In the colonies that later formed the United States, policing and violence were tightly braided. If policing and gun violence were circles of a Venn diagram, the overlap would be enforcement—the act of power over another. Enforcement animated police violence, and as policing became bureaucratized so did this legitimacy shield and give police greater discretion in the use of deadly force.

Policing in the United States and in England evolved from community watches. These were supplemented by unarmed and unpaid constables without uniforms. In urban areas, like Boston and New York City, centralized police forces became publicly funded, full-time bureaucracies. Their mandates were to ensure social rather than crime control. Private businesses transferred the cost of their protection to the state, which paid for policing.

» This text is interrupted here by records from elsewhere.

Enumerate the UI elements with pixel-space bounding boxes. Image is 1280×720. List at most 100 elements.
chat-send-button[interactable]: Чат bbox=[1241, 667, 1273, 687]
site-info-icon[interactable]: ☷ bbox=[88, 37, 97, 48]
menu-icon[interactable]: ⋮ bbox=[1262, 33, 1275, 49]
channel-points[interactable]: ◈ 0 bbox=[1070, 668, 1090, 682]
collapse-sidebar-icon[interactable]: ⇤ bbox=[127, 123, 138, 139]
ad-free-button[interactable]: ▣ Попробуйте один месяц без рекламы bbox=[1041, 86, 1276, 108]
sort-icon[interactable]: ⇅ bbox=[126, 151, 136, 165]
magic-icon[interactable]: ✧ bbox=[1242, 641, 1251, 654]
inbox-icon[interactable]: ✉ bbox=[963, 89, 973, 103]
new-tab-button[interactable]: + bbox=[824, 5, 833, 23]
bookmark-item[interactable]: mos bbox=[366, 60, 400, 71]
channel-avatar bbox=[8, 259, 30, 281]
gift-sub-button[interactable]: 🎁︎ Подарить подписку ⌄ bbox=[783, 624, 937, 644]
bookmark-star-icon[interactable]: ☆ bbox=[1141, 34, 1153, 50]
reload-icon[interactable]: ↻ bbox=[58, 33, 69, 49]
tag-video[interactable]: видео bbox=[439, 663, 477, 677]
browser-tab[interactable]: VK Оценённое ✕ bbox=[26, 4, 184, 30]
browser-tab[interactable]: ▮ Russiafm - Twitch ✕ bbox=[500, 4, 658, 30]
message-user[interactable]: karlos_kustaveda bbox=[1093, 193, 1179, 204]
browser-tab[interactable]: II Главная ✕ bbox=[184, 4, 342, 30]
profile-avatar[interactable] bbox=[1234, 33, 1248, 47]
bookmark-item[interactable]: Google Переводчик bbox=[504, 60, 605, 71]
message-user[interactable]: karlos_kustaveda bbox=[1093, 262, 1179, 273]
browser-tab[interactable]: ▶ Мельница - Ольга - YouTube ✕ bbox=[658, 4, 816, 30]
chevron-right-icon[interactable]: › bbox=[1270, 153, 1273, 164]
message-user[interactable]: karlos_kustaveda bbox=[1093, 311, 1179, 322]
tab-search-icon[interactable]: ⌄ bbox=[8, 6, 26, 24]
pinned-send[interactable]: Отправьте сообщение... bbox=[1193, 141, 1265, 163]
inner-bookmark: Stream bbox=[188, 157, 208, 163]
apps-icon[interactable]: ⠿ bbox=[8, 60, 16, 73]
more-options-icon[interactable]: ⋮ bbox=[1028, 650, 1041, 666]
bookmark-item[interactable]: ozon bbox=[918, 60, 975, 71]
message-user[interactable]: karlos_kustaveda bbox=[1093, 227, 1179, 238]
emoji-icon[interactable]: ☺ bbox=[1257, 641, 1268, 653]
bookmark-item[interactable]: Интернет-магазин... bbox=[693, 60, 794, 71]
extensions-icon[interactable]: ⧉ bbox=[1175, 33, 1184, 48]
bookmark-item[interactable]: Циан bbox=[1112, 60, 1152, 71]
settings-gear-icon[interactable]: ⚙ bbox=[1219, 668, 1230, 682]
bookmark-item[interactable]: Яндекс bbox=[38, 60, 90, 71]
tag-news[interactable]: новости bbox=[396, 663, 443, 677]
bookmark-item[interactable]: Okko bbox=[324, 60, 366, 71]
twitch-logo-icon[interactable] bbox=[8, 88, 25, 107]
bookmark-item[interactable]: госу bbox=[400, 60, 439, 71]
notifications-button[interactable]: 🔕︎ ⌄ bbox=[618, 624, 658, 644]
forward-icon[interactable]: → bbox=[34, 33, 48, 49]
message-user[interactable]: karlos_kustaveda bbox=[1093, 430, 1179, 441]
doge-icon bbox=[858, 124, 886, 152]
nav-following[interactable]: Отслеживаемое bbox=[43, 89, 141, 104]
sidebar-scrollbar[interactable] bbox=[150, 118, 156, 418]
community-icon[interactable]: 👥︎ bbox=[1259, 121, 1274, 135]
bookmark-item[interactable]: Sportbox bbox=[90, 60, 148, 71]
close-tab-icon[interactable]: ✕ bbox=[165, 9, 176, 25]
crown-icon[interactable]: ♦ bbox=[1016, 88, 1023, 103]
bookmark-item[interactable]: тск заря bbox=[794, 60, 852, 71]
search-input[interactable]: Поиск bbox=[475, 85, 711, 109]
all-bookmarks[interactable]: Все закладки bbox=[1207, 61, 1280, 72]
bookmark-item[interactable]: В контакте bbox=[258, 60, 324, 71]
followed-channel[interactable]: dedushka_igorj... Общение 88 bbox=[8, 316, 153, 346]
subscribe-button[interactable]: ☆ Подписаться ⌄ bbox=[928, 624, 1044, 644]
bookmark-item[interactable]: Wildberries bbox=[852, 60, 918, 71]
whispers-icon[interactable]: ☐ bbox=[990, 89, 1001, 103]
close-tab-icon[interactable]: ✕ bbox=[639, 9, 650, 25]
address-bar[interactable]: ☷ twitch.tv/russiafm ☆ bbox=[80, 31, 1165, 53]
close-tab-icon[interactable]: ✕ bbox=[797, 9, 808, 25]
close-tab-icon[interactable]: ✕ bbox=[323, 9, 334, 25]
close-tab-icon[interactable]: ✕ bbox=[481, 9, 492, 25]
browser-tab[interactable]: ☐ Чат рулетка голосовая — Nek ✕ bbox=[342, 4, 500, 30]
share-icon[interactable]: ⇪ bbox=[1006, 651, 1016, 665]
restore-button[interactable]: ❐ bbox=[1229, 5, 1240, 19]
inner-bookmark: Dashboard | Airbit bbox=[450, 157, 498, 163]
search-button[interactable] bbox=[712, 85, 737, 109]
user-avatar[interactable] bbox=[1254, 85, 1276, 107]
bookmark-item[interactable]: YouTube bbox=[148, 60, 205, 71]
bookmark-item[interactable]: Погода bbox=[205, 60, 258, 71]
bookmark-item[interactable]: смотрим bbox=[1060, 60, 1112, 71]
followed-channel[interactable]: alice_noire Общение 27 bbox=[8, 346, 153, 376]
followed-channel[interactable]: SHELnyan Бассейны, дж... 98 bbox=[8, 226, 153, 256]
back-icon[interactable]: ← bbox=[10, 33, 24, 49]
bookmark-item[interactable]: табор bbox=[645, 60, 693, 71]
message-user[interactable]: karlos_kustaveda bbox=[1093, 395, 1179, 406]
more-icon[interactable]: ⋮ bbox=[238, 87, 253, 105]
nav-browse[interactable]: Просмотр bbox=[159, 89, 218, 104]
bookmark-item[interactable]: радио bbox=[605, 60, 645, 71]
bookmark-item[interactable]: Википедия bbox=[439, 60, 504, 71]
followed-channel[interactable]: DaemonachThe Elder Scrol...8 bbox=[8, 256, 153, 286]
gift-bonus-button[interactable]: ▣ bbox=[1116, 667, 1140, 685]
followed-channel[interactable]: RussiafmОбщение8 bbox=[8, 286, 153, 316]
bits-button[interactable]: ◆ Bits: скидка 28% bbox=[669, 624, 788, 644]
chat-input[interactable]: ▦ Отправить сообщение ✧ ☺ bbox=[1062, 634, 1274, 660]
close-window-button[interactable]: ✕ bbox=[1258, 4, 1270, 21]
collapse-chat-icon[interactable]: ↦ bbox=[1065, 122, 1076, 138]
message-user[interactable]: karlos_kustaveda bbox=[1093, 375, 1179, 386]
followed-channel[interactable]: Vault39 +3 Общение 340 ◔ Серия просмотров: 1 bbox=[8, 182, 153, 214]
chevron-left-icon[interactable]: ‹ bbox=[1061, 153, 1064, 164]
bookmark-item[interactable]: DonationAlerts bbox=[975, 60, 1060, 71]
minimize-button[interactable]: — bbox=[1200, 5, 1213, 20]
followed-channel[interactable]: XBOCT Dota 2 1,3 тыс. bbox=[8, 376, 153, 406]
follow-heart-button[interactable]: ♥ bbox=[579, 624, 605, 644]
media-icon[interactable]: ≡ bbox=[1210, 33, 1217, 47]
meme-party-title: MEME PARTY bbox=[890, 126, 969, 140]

U.S. rural, southern areas used a mixture of “slave patrols,” bounty-hunting, deputization, and general surveillance of chattel—to apprehend, deter revolt, and enforce racists laws. Together, rural and urban policing were corrupt and brutal, operating under the control of politicians, who were beholden to economic elites. Political and economic elites who created the venues for public drinking, prostitution, and workers to strike, then criminalized those behaviors, assigning them to an identifiable “class” dangerous to social order.

Protests or strikes were criminalized as “riots.” Police were legally authorized to use force under the guise of rule of law, to patrol and surveil, and to wear uniforms which signaled a clear difference between them and the “dangerous” elements. The central problem that led to policing was never a crime, but political and economic power. As centralized police departments became the norm, they decided to arm officers after officers had already armed themselves. Indeed, white people were armed in the United States long before centralized police forces, and so white police forces simply formalized the “right to bear arms” argument, seemingly reserved for white people. Viewed from this perspective, gun control has also meant limiting gun access to peoples of African ancestry.

Though gun and police violence are in the crosshairs of current political debates, the real targets are the history and the very coercive power used to build this nation. The nation cannot be made anew and accountable through feel-good implicit bias training, anti-racist workshops, and policy prescriptions. Facing deeply rooted cultural and social norms around policing and gun violence requires confronting histories and concentrations of power which make them viable, and at a minimum making police violence an integral part of National Gun Violence Awareness.